I hate popping pills. Especially if something needs to be taken regularly. All sorts of pills have taken a foothold into our lives. Pills for blood pressure, diabetes, fat burn, protein supplements, and so on and so forth. It is like someone controlling our lives, and you can do nothing about it.
A magic pill that can cure anything is just what we are looking for. Though I hate pills, I love the pharma business. It is here to stay, and it is here to grow. Exponentially.
Here is a curious case of the Dolo-650
The one magic pill for fever, body aches, general weakness, or anything which causes you discomfort, is not there.
But the belief is: if you're not really sure of what caused it.... take a Dolo! It might just help you.
Or so, some of us believe. Yours truly included. I've popped a Dolo in the past year like so many others.
With Covid raging, the only over-the-counter drug that seemed always available, readily trusted, and used was Dolo. I was surprised how it became a household name in India.

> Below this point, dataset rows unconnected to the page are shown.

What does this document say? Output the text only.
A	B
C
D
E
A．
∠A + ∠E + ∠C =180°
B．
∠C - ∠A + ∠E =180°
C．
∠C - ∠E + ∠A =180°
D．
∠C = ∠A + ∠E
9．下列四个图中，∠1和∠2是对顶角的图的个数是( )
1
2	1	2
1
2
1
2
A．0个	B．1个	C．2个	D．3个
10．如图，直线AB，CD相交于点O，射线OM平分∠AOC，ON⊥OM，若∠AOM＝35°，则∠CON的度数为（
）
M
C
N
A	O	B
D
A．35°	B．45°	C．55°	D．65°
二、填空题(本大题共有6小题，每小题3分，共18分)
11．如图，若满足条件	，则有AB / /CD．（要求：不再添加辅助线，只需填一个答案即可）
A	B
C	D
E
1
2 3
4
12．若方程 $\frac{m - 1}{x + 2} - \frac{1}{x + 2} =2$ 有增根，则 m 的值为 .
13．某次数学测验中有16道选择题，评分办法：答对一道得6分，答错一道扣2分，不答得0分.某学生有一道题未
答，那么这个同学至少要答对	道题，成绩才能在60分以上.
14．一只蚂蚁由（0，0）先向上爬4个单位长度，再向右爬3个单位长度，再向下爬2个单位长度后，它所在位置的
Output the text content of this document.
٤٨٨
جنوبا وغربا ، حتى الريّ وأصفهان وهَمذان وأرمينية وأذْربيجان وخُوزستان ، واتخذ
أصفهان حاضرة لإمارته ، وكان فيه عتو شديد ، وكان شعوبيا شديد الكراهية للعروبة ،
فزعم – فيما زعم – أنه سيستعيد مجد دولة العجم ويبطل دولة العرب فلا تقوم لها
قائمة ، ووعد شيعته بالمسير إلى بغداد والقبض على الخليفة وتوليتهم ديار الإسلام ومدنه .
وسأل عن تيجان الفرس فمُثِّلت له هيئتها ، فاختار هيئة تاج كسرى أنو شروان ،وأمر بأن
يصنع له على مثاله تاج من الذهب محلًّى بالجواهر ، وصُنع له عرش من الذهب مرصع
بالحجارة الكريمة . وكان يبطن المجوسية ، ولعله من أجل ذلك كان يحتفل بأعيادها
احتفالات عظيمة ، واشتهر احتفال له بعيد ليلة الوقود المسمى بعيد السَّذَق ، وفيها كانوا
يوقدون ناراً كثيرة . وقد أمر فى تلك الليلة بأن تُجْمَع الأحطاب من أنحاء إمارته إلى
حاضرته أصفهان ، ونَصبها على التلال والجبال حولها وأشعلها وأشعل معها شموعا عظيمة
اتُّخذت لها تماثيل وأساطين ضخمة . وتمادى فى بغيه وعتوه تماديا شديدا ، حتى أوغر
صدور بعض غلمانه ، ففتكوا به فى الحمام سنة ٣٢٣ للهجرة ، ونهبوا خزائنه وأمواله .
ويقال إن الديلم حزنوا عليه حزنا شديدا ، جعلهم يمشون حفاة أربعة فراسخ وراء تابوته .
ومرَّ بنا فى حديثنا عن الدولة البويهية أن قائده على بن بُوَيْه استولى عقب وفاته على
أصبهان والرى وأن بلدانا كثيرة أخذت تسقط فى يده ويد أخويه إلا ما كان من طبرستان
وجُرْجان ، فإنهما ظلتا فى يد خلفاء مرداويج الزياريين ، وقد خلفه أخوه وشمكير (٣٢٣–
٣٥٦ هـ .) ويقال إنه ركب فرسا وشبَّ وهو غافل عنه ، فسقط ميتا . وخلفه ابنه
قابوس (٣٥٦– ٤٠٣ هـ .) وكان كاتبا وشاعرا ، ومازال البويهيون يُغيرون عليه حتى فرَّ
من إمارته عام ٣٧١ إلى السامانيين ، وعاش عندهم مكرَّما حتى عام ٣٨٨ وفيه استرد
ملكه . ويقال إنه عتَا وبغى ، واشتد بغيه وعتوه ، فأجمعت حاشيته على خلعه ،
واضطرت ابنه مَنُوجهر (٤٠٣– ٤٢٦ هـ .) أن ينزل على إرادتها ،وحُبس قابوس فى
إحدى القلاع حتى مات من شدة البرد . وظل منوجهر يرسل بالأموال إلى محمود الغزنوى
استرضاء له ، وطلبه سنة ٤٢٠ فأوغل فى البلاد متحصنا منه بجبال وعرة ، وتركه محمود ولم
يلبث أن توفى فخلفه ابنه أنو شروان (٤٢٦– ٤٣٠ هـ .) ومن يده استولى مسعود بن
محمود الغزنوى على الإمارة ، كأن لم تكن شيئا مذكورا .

I tried purchasing generic paracetamol when my mother was having a bout of Covid in 2020. I was told to only trust the one highly effective paracetamol, by the local pharmacist - "Dolo".
When you need medicines for your family, you don't typically bargain on price, you go by what works.
If the guy selling medicines says it works, you tend to believe him and pay a premium (50% more than the generic 500 mg Paracetamol).
I decided to dig a little deeper after the incident. It turned out to be a very interesting case indeed. I wanted to write on this topic since last year but kept putting it off. Well.. I've got to write it now.
I recently read an article on Micro Labs in Fortune and it triggered back what I had researched myself.
Micro Labs (a privately held company based in Bangalore), was one of the many manufacturers of the common paracetamol. Their foray seemed quite unspectacular until the mid-90s. They were one of the many paracetamol manufacturers in the already crowded space.
Their "Aha!" moment came up when they differentiated their product by introducing a rather queer product size. The 650 mg Paracetamol product, christened "Dolo-650".
All Paracetamol products were sold in the standard 500 mg packaging.
The brilliant idea of a 650 mg dosage was the result of focusing on the small set of people who really needed to take a dose of paracetamol due to high fever!
Most people with light fever tried not to take pills. High fever warranted a higher dosage, and an extra 150 mg really helped!
Anyway, where is the growth?
Though Dolo was an effective fever reducer, it was a fairly steady product that sold a million strips (of 10 tablets) every year until 2019 for the Suranas (the family that owned Micro Labs).
All that changed, when Covid hit. I read estimates that they sold 3.5 Billion pills during Covid and are growing rapidly in high double digits YoY since.
They seemed to have now cornered a crowded generic paracetamol market with a slightly differentiated, modestly innovative product.
Dolo is no longer a paracetamol 650 mg pill, it has got a brand of its own.
Paracetamol in India is now called "Dolo". This seems like the Xerox moment for them. A photocopier even today is called a Xerox machine.
What got me really interested, is the philosophy of the Surana family (Dilip Surana) in a recent interview which I want to summarize here:
- Differentiation and branding (in this case, with medical advisors and doctors)
- Consistent quality
- Consistent messaging
Nobody can predict when exponential growth can hit in, but it was interesting to see a small domestic manufacturer corner a commodity market in the face of strong overseas competition (GSK) which had 10X more firepower.
Indian Pharma is ripe for more 10X's - I wonder who is next? The search will always continue.
I just wanted to stop by, and tell you the unexplained story of "Dolo", the magic pill!